Инсульт is not an insult but a medical problem: Он попал в больницу с инсультом (He was hospitalized after a stroke). And be careful not to confuse симпатия and sympathy. Симпатия is not what you express when someone suffers a loss or disaster. It’s what you feel when you really like someone. Взаимная симпатия двух талантливых молодых людей окончились свадьбой is not about two people who felt sorry for each other. It means: “the mutual attraction of two talented young people ended in a wedding.”
And then there is аккуратный, which is not accurate. Аккуратный человек is someone who is well-organized, neat and tidy, someone who is careful and does not make mistakes.
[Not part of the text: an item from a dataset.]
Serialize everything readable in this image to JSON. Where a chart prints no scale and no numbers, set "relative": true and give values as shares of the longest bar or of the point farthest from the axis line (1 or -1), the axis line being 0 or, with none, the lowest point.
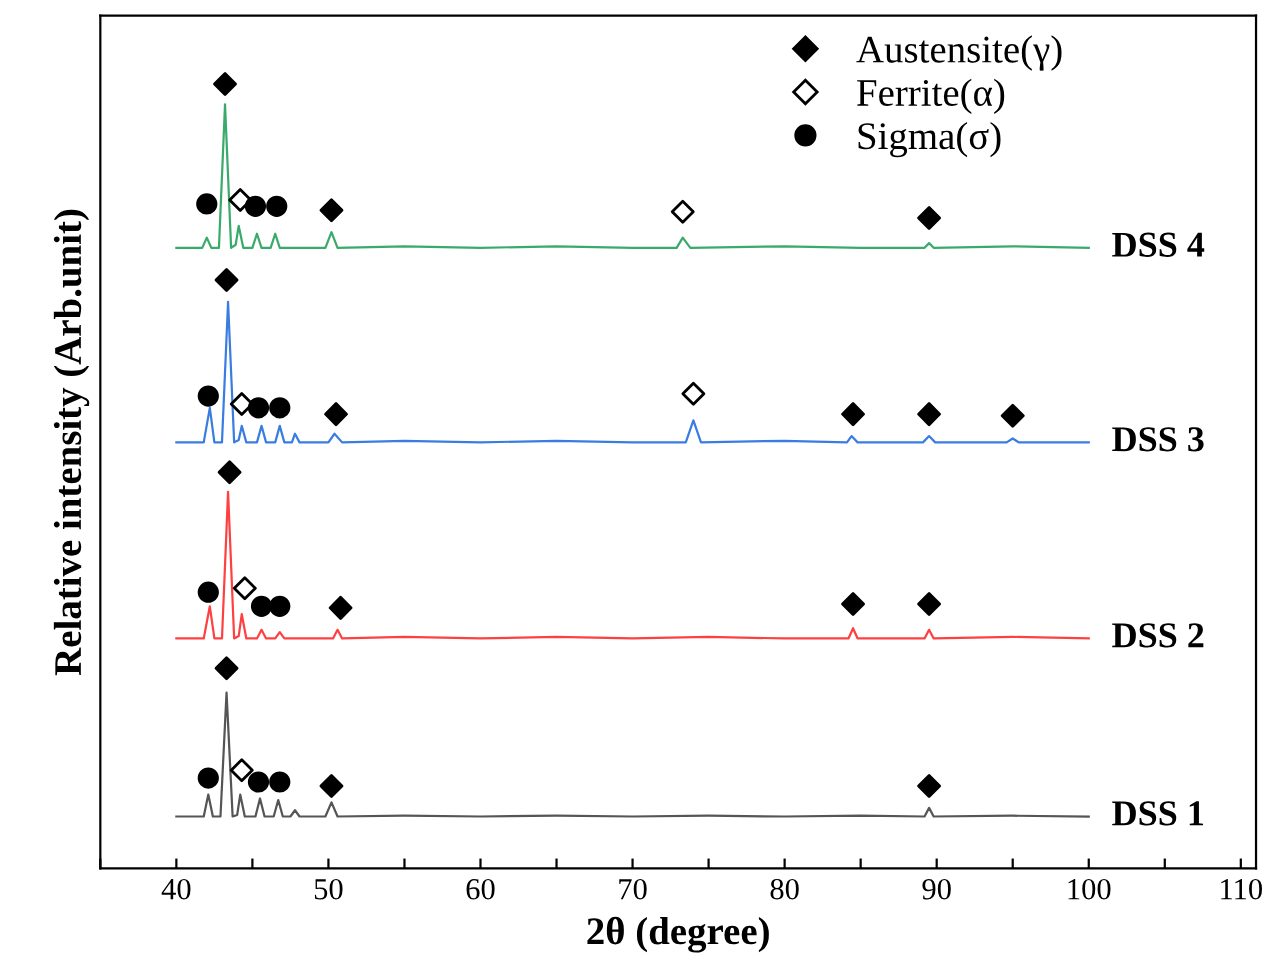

Даже самый аккуратный водитель не может стопроцентно уберечь свое авто (Even the most careful driver can’t protect his car 100 percent of the time). Places can be аккуратный: Дом чистый и аккуратный, двор тихий и уютный (The house is clean and tidy; the courtyard is quiet and cozy). And almost any action can require a careful approach: Выход из диеты аккуратный, не набрасывайтесь на сладкое и мучное (You must end your diet carefully — don’t stuff yourself sweets and pastries). Действовать нужно очень аккуратно (You really must act with care).
Sometimes the notion of doing something carefully means doing it thoroughly: Они аккуратно ходят на все лекции (They attend all the lectures without fail.) And that almost leads to the English sense of accurate – doing something exactly, or right on time. It’s expressed by the slangy в аккурат: В аккурат через час пришёл (He came in exactly one hour). And after a robbery someone might notice: Труба в аккурат рядом с окном была, а окно открыто (The pipe was right up next to the window, and the window was open).
The moral of this story? Надо всё читать очень аккуратно.